I didn't realize until that time how important being in water was to my well-being. Swimming got me through tough emotional times, and enhanced the joy of the good ones. Being in the water regularly was not only strengthening my body, but soothing my mind. While I've never been one for sitting in lotus meditating, yes, like many people who swim, swimming is when I order my thoughts, recenter my emotions and let my mind run free. I get writing ideas and work on refining them in the water. I come up with ideas of sweaters I want to knit, or solutions to professional problems while swimming. For all that it's a physical activity, it's my time to think.
For nearly eight years off and on, though, swimming was a workout I loved, and not really a serious athletic endeavor. Whether or not I swam was more driven by whether or not I was presently being careful to get in my workouts for health purposes.
That changed last summer. I was physically out of shape and a little ill from a seriously draining professional project and I needed to get back to exercising. Wanting something pleasant, I did get back into the pool. As I was working up to longer distances, I joked to my husband that I was thinking it would be fun to swim from Alcatraz Island to shore. People do it all the time, after all.
My husband, who really wants to get out to San Francisco, said, "Yes, do it! Next summer?"
Well, our travel money for 2015 had already been committed to other trips, so I suggested 2016. He agreed.
And I realized that maybe I ought to do a little research to see what sort of training was really necessary for the swim. While I knew that I could swim the distance (it's only about a mile and a half), I figured that chances are good that the distance had little to do with the challenge of it.
Which is true, of course. It's about currents and water temperature---- oh, wetsuit.
I'm 5'2" and quite heavy. I'd have to get a custom wetsuit if I really wanted one that fit me. AND that would cost a gut-wrenching amount of money.
Well, as it happens, I found a community of completely insane people who do these sort of swims just in bathing suits. There are well-documented methods to condition oneself to cold water tolerance. Yes, I could earn the money for a wetsuit in the time it's going to take me to train, but something about the purity of "Channel Rules" appeals to me.
To keep myself from being lazy because that Alcatraz swim was two years away, I signed up for another swim -- the 2015 Boston Sharkfest. That's only about 1500 meters across the mouth of the Charles, but still... I have to train to keep from embarrassing myself.

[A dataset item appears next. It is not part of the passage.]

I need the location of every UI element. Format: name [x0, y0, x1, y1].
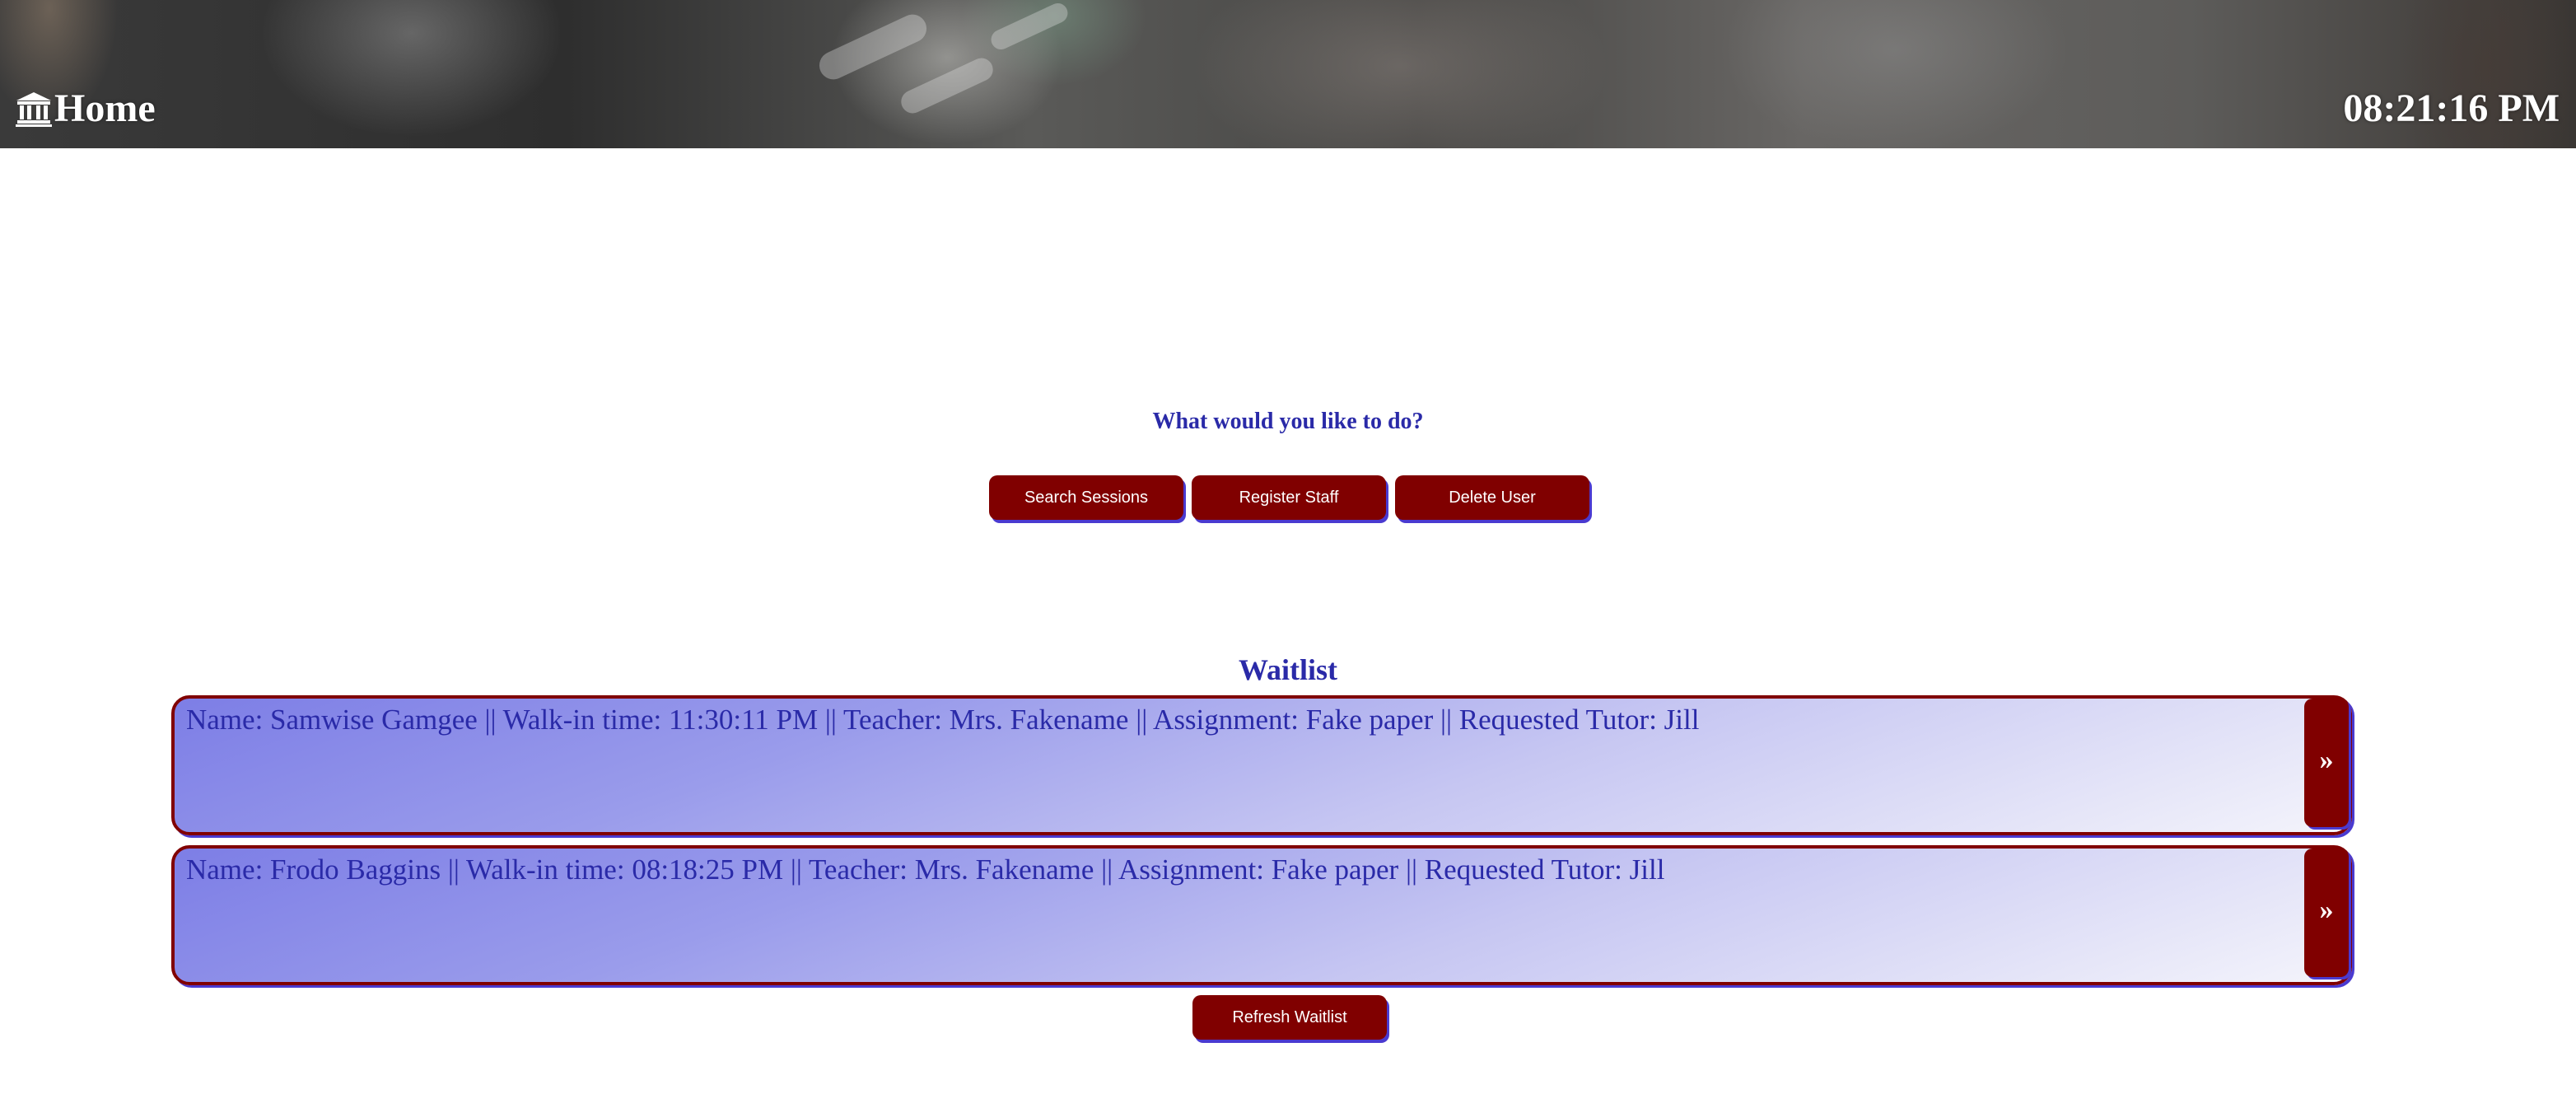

In researching, I read Lynne Cox' Open Water Swimming Manual, then Swimming to Antarctica, then went on to read the blogs of some open water swimmers. This lead me to wonder if maybe marathon swimming really is the sport for me, and signed on to a marathon swimming discussion board. It was there I learned about some local open water and marathon swims in large lakes near our area. So, in a fit of insanity, I signed up for one of the two mile swims. This focused me even more and is keeping me on track and in the pool.
If the wisdom is that one can swim in a day what one swims in a week, I'm... well, I'm overtraining by a factor of three. But I doubt anyone has ever been sorry to have overprepared for a swim.
Oh, the name of the blog?
My name is Noël. And I'm a slow swimmer.